Three new planets to join our solar system

If gravity can make it round, it's a planet, planets also have to orbit a star, and not be either stars themselves or satellites of other planets – but the new part of the definition is roundness.Whereas very small heavenly bodies tend to be irregular rocks, larger ones are crushed by their own gravity into a spherical shape. The threshold size depends a bit on the material, but for ordinary ice or rock it turns out to be well below 1000 kilometres. So the new definition includes Ceres, previously classed as the largest asteroid, which is 950 kilometres across. Ceres would become the fifth planet from the Sun and the outermost of the five rocky planets, orbiting between Mars and Jupiter.Perhaps an even more surprising planet is Pluto's companion Charon. At more than 1000 kilometres across, it is certainly large enough to have settled into a sphere; and according to the new definition, Charon is not a satellite of Pluto.

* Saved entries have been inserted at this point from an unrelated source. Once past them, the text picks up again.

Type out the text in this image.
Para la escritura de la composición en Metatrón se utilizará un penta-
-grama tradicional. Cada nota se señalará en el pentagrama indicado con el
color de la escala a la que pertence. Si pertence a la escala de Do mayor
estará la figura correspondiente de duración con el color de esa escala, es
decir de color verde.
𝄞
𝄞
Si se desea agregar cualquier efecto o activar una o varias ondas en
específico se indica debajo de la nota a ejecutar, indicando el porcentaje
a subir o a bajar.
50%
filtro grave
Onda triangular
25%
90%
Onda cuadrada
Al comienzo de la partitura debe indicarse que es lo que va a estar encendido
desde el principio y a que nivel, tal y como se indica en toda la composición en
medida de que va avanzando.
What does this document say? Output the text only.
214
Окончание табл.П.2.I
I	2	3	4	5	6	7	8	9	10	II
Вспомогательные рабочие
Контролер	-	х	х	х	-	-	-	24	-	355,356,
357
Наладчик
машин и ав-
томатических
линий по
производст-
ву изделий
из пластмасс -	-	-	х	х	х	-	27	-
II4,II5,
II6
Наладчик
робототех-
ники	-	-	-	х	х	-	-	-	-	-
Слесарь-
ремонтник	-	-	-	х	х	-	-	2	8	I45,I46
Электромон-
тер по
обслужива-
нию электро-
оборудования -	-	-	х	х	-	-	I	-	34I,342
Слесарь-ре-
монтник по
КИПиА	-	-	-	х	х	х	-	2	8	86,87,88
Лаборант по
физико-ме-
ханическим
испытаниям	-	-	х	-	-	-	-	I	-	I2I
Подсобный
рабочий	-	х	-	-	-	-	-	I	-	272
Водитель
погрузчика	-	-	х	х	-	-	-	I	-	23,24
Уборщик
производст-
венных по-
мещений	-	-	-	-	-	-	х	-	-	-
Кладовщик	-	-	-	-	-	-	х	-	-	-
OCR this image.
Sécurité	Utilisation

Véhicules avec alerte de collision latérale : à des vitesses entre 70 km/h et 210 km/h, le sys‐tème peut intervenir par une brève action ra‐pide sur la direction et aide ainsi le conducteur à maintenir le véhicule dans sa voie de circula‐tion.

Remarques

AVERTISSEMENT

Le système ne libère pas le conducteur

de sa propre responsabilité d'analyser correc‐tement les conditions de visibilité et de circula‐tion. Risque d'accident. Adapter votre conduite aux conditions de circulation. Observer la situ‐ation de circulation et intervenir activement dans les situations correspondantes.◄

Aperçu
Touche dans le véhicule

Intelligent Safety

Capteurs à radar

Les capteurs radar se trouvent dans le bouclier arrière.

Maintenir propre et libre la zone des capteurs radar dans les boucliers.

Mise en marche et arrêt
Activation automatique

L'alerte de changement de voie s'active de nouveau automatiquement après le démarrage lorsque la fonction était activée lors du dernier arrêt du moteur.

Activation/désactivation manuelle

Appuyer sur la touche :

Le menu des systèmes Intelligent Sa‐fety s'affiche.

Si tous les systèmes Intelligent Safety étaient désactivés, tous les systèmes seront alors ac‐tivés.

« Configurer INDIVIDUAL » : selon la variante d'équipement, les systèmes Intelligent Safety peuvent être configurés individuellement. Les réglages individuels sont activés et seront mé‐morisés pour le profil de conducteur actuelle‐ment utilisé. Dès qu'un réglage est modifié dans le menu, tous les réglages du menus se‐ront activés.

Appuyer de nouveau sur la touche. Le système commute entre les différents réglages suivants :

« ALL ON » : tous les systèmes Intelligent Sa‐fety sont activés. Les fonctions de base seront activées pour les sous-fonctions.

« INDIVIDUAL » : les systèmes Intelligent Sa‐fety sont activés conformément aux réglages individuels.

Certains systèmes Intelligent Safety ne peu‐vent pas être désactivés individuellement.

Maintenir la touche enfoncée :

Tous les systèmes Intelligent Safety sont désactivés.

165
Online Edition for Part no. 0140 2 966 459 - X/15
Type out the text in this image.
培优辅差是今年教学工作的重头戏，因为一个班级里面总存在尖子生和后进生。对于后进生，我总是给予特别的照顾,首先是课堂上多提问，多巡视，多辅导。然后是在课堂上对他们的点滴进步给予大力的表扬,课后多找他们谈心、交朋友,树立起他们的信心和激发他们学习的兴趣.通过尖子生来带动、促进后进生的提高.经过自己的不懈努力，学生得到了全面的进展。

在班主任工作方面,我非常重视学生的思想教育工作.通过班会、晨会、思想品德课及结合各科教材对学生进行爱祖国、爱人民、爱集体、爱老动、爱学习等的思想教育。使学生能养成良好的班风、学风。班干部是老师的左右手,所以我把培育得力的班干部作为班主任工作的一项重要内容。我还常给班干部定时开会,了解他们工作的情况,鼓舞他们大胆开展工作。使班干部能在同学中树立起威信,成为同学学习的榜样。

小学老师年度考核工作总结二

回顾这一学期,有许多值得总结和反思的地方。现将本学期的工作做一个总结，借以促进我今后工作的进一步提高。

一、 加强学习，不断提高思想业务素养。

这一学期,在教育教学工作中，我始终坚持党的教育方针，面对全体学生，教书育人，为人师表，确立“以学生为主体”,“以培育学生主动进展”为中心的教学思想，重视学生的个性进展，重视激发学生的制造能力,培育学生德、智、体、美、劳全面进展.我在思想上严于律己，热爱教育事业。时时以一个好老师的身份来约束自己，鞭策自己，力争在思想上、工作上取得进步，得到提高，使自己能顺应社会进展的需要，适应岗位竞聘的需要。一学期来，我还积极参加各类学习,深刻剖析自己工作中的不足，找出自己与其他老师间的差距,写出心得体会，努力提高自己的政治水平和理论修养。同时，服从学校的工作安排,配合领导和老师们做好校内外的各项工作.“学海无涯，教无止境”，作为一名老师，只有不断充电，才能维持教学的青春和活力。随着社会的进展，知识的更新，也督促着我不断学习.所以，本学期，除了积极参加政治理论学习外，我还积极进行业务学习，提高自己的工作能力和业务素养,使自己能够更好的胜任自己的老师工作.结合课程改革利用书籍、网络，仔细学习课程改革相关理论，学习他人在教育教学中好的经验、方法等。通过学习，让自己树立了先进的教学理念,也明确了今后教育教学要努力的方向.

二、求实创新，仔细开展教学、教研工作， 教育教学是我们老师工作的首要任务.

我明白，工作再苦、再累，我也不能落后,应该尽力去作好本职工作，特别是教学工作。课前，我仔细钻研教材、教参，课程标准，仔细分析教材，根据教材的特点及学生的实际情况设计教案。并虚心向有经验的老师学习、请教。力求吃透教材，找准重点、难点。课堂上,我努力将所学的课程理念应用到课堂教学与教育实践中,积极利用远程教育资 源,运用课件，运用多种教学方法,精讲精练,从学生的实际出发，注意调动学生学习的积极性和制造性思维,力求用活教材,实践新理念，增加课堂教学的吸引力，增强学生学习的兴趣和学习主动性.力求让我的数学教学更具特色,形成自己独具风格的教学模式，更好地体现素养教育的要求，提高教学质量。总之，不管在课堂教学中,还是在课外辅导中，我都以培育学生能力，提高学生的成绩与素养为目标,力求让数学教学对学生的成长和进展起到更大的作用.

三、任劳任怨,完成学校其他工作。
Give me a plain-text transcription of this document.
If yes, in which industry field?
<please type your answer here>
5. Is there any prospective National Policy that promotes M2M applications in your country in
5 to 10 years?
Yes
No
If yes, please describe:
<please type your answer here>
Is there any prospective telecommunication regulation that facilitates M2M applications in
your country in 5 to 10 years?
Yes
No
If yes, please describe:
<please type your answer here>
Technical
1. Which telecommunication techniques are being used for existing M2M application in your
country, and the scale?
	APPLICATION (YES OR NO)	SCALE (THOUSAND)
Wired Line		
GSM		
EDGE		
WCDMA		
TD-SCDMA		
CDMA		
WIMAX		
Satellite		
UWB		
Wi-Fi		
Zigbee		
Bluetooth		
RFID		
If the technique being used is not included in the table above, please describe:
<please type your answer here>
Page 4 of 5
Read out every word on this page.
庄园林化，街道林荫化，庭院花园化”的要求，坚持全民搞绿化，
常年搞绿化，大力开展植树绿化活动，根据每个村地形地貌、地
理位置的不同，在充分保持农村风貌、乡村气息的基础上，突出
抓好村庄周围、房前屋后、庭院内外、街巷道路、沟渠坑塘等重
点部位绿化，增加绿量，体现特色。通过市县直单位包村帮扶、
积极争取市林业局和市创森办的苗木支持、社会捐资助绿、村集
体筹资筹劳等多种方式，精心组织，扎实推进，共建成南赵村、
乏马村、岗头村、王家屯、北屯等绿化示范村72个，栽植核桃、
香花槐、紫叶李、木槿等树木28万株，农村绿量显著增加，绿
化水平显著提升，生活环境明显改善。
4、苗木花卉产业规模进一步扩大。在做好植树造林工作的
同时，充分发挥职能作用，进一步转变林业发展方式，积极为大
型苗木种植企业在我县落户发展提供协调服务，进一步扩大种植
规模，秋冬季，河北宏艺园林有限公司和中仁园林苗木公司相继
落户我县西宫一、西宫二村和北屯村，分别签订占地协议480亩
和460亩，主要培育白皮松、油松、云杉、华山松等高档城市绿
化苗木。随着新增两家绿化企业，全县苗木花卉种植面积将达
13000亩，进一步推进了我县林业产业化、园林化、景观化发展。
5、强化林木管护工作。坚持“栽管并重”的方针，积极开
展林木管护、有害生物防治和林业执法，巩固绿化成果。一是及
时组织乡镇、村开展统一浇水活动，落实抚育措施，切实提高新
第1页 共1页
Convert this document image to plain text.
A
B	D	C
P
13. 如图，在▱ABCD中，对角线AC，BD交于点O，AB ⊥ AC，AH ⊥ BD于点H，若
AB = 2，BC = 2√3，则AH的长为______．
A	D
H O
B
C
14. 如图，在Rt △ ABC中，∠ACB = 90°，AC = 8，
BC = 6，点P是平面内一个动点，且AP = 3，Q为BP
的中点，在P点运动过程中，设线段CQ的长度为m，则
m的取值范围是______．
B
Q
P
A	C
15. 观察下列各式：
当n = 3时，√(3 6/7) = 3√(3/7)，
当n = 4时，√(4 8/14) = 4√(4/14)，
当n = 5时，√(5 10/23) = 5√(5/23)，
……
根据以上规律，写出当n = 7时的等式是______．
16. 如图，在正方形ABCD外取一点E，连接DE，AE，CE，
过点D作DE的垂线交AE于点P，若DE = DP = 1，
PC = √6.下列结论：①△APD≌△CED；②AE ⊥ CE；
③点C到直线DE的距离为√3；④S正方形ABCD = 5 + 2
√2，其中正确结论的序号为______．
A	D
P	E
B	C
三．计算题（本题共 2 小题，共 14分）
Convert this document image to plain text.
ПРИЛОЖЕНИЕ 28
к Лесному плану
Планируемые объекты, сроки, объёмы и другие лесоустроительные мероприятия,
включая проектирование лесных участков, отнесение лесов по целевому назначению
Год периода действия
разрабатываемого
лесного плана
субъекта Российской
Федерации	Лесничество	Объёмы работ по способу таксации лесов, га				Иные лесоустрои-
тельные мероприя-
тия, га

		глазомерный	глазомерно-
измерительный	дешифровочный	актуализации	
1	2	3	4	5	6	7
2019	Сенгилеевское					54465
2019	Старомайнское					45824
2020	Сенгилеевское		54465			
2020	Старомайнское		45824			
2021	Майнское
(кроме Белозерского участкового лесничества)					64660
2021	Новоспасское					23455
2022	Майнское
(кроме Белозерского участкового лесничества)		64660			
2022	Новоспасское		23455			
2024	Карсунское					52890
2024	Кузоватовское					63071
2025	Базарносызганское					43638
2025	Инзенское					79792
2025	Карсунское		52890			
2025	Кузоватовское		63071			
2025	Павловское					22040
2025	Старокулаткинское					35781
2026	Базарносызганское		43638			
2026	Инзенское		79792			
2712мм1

Charon is so heavy that the centre of gravity of the two bodies is in space, between the two objects (whereas the Earth and Moon orbit each other about a point deep inside the Earth, making the Moon a true satellite). Pluto and Charon would become the first double planet in the solar system. In 2005 came the killer: the object designated 2003 UB313, popularly known as Xena, is 2400 kilometres across, making it slightly bigger than Pluto.A new term has been invented for Pluto, Charon, Xena and any other distant planet with an orbit that takes more than 200 years: They will be called "plutons" (though geologists might be a little peeved that their word for an igneous intrusion has been appropriated). Most new planets would be plutons; there are already several candidates, and perhaps a few dozen will be found altogether.